MaskHand: Generative Masked Modeling for Robust Hand Mesh Reconstruction in the Wild

ICCV 2025
MaskHand is a probabilistic masked modeling framework—tokenizing articulations with VQ-MANO and using a context-aware masked transformer to fuse multi-scale image features and 2D cues for iterative, confidence-guided sampling.

ControlMM: Controllable Masked Motion Generation

ICCV 2025
ControlMM is a novel masked generative motion model—combining masked consistency and inference-time logit editing in a parallel decoder for fast, high-fidelity, spatially precise motion generation.

GenHMR: Generative Human Mesh Recovery

AAAI 2025
GenHMR reframes monocular HMR as an image-conditioned generative task—employing a VQ-VAE pose tokenizer and masked transformer to model 2D→3D uncertainty, iteratively sampling high-confidence tokens and refining them with 2D cues for accurate mesh recovery.
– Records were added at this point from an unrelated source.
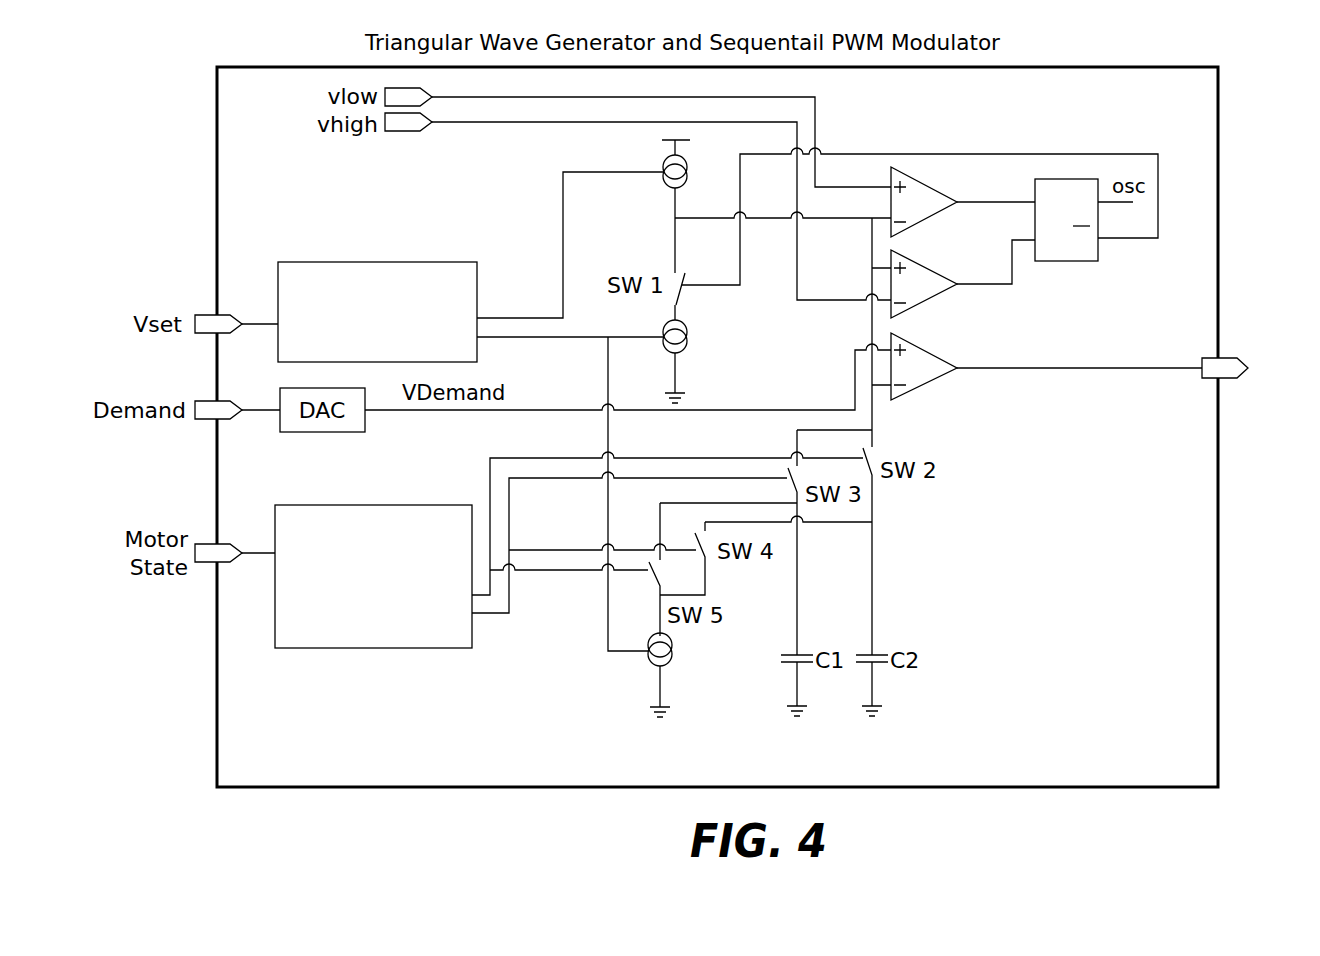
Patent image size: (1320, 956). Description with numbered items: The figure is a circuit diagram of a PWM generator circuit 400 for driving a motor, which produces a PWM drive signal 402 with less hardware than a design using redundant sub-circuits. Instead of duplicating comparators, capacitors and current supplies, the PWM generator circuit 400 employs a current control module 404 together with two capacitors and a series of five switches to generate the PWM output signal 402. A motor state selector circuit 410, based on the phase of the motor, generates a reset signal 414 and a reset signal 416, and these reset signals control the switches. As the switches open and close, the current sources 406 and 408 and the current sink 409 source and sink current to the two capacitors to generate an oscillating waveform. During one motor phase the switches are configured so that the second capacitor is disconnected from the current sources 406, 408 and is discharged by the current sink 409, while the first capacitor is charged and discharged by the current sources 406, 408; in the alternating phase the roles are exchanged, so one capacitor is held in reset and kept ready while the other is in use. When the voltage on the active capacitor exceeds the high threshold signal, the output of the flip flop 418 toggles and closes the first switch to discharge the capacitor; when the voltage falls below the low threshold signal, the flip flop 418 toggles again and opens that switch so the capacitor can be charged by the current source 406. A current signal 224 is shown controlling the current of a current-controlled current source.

The PWM generator circuit 400 is at (1272, 78).
The PWM drive signal 402 is at (1097, 367).
The current control module 404 is at (377, 312).
The current source 406 is at (667, 162).
The current source 408 is at (688, 339).
The current sink 409 is at (650, 662).
The motor state selector circuit 410 is at (373, 576).
The reset signal 414 is at (497, 615).
The reset signal 416 is at (490, 480).
The flip flop 418 is at (1058, 262).
The current signal 224 is at (872, 417).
BioPose: Biomechanically-accurate 3D Pose Estimation from Monocular Videos

WACV 2025
BioPose is a novel biomechanics-guided 3D pose estimation framework—combining a multi-query deformable transformer for precise mesh recovery, a neural IK network that enforces anatomical constraints, and 2D-informed iterative pose refinement.

BAMM: Bidirectional Autoregressive Motion Model

ECCV 2024
BAMM is a novel text-to-motion framework that employs a hybrid-masked self-attention transformer—merging generative masking with autoregression to handle dynamic sequence lengths and enable editable, high-quality motion.

Private Data Synthesis from Decentralized Non-IID Data

IJCNN 2023
DPFedProxGAN is a federated, differentially-private GAN that generates realistic synthetic images from non-IID distributed data using local DP and FedProx optimization.
Private Data Synthesis

Privacy Enhancement for Cloud-Based Few-Shot Learning

IJCNN 2022
A novel few-shot framework uses a joint privacy–classification loss to learn embeddings that protect image data while maintaining high few-shot accuracy in cloud-based vision.
Privacy Enhancement

DP-Shield: Face Obfuscation with Differential Privacy

EDBT 2022
DP-Shield safeguards against unauthorized face recognition by applying differential privacy–based obfuscation and providing image quality and recognition-risk metrics.